Accepting the Challenge

Today the void that has become my life is not acceptable to me. So I have challenged myself to enjoy some sort of positive all day today. I will have to apply myself for that to happen. 

I started the day by making myself stay in the bed instead of getting up at 3:45 when I woke up. I need to adjust my internal clock. I am tired of going to bed between 6:00 and 7:00 PM and waking up between 2:00 and 4:00 AM. When I get up at that hour there is nothing to do but let my mind question my very existence, my self worth, my failures and shortcomings. The whys and wherefores echo through my being coming back so bleak I can barely breath. There is no reasoning in the darkness when you feel so defeated, so alone so utterly worthless.  So I stayed in the bed, willing myself to not cry. Telling myself that I am strong and that this too shall come to an end. 

When I did venture from the confines of the covers I came into the living room to greet the most amazing sunrise! The colors from vibrant orange to an incredible bright shining pink woke my senses to the beauty of the morning. I used to love the sunrises so. That is one of the reasons I love my apartment. Sunrises start the day, the new adventures not yet begun. Observing the sunrise this morning reminded me of the task ahead of me today and started me off in the right direction. 

Not wanting to have a scheduled plan but knowing I had to set some basic moves for myself today I formulated some ideas of what to do to keep me pointed in a positive direction. I will do 5 miles on the treadmill, I have done 1 so far! I will eat 5 small healthy meals today at 3 hour intervals, I have had my first. Those are positive things to keep my health on the front burner. I did get on the scale and was not happy with the numbers that greeted me, BUT...that being negative, I did not dwell there, just set my mind to work harder on bringing those numbers back down again, something I KNOW I have been successful at and can do again!

I am watching one of my favorite movies for the umpteenth time, Sweet November.

I am going to spend some time on my laptop exploring places that I am considering moving to. Yes I do see a move in my future.

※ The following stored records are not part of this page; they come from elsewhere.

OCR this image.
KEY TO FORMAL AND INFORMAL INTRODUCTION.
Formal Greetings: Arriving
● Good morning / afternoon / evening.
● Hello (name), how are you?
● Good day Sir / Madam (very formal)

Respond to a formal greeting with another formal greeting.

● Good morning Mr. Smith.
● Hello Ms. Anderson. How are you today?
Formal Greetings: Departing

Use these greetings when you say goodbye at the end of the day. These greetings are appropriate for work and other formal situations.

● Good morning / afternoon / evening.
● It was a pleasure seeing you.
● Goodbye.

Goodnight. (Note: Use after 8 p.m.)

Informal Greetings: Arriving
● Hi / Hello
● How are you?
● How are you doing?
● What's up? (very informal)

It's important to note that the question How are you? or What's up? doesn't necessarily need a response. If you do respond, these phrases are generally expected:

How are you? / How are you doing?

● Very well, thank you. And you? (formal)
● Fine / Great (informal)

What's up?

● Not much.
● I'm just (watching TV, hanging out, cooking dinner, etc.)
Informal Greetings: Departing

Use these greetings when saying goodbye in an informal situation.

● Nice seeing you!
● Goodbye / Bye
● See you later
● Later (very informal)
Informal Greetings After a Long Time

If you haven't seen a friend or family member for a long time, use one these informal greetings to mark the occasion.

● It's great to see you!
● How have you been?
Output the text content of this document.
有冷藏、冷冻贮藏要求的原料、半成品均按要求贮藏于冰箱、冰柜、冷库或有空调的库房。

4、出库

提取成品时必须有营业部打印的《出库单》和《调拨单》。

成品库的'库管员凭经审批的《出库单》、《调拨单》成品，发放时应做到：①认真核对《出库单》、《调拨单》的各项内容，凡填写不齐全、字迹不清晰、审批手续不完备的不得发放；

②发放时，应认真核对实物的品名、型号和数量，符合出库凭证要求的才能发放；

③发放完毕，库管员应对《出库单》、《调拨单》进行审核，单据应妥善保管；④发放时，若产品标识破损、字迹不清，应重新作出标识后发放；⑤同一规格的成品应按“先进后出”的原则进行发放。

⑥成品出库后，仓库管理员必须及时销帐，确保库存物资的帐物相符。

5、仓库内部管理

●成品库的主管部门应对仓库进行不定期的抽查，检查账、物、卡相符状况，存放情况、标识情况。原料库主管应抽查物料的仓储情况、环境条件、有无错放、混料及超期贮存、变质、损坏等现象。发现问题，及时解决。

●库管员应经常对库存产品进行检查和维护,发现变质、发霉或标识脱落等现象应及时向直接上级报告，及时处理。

I am going to write some letters to some people that will hopefully help me deal with some unresolved issues. Who knows if they will ever read them, but it helps me to get some crap off my mind.

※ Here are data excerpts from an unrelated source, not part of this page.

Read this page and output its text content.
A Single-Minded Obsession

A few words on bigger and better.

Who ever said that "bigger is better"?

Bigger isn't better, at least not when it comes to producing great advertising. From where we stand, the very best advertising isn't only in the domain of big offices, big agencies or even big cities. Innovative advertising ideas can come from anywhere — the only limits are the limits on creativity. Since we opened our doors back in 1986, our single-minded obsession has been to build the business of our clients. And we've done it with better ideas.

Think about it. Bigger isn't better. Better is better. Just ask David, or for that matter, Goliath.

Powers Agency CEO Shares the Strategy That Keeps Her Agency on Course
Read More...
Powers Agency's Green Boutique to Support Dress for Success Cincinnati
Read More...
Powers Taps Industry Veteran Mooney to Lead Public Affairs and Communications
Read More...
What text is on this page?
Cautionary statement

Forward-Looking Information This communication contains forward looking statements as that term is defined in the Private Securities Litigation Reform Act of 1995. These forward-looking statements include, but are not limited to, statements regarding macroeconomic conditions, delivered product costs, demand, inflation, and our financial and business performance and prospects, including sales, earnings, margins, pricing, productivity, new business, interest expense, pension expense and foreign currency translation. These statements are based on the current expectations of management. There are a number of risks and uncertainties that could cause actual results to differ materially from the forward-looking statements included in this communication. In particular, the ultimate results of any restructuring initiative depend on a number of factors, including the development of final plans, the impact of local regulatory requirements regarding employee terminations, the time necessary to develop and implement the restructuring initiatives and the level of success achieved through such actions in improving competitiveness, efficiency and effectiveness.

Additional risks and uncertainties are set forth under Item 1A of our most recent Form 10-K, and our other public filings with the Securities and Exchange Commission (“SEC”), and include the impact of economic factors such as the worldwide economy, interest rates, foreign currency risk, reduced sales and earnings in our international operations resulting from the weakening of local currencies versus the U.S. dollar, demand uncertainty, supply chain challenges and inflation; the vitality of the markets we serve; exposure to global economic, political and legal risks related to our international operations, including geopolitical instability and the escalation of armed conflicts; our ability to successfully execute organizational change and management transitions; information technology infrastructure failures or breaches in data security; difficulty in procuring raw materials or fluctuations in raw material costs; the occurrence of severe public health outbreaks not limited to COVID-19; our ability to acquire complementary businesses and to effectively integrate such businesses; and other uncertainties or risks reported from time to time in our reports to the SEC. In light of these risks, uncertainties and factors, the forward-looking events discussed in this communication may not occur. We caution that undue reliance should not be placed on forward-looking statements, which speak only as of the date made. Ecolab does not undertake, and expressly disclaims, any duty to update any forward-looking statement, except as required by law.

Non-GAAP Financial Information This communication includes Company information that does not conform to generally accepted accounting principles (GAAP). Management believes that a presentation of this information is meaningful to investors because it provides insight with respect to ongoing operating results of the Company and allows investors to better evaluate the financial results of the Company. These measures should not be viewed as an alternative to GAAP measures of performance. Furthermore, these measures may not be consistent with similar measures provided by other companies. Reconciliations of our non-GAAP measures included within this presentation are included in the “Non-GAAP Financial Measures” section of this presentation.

I am going to make some Christmas goodies. I am going to read some uplifting stories out of the Reader's Digest that I started yesterday.

I am going to tell a guy who I have been talking to online that I am not interested and not regret it! I KNOW he is not for me so why keep dancing around it.

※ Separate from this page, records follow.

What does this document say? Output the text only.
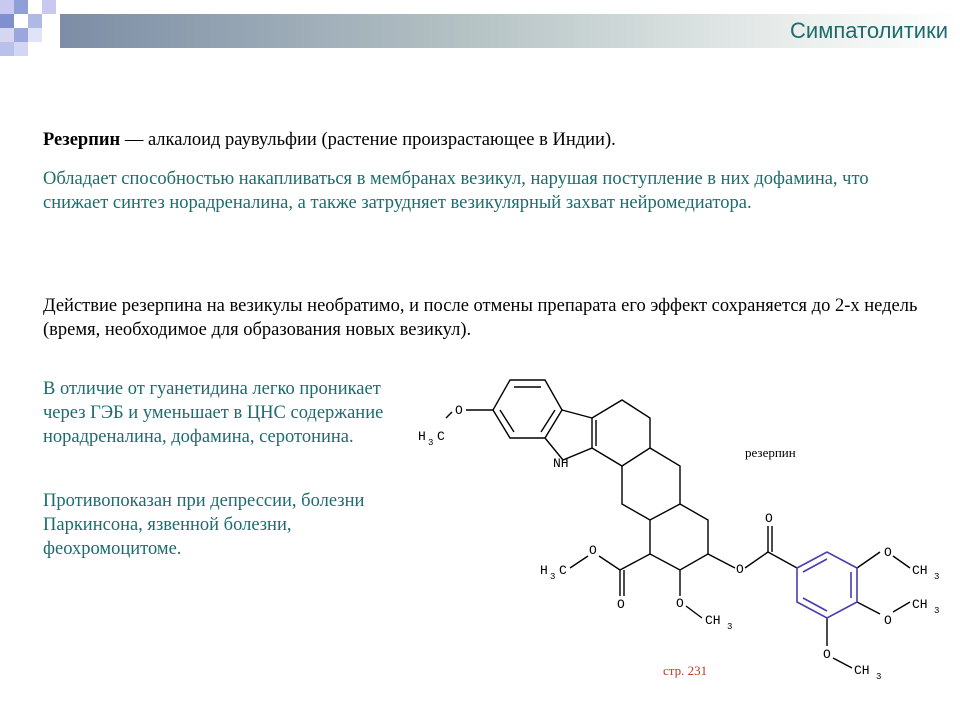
Симпатолитики

Резерпин — алкалоид раувульфии (растение произрастающее в Индии).

Обладает способностью накапливаться в мембранах везикул, нарушая поступление в них дофамина, что снижает синтез норадреналина, а также затрудняет везикулярный захват нейромедиатора.

Действие резерпина на везикулы необратимо, и после отмены препарата его эффект сохраняется до 2-х недель (время, необходимое для образования новых везикул).

В отличие от гуанетидина легко проникает через ГЭБ и уменьшает в ЦНС содержание норадреналина, дофамина, серотонина.

Противопоказан при депрессии, болезни Паркинсона, язвенной болезни, феохромоцитоме.

резерпин
стр. 231
O
H 3 C
NH
O
H 3 C
O	O
CH 3
O
O
O
CH 3
O
CH 3
O
CH 3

I am going to run a little gift over to my BFF and tell her I love her.

I'm going to pack up some stuff that I no longer need or want to get it ready for the next trade day here in our building.


I challenge myself today to be myself, to love myself, to be comfortable with my decisions. I have made some rough choices lately. Only I can decide which choices to stand by and which ones to change. Only I know what makes me happy, what I want and what I am willing to do to have it. Knowing that I can only control myself and accepting that is a battle for me, but it's a battle I must fight in order to win the freedom I so need to get through each day. I know a lot of people who think I don't have self respect but they are so wrong. I do respect myself, I do accept the facts that I am not perfect, I do know I have my moments of downright insanity, I do know it is not easy to always love me or even like me, but I also know that's what makes me who I am. I know I am one of the most compassionate people ever. I know that I am accepting to a fault and far too trusting. I know when I love I love 110%. I know I will sacrifice my happiness for someone else's. I know I wallow, I withdraw, and I have fabulous pity parties where I am the only guest. I am a survivor, I am stubborn and want to do it my way. Today I am glad I am who I am, any less of any of these traits and i might not be here today.  I am who I am, I am going to do it my way, and today I will do what I need to do to be positive. I accepted my own challenge today!! It's my life and today it is all about doing productive and positive things my way!!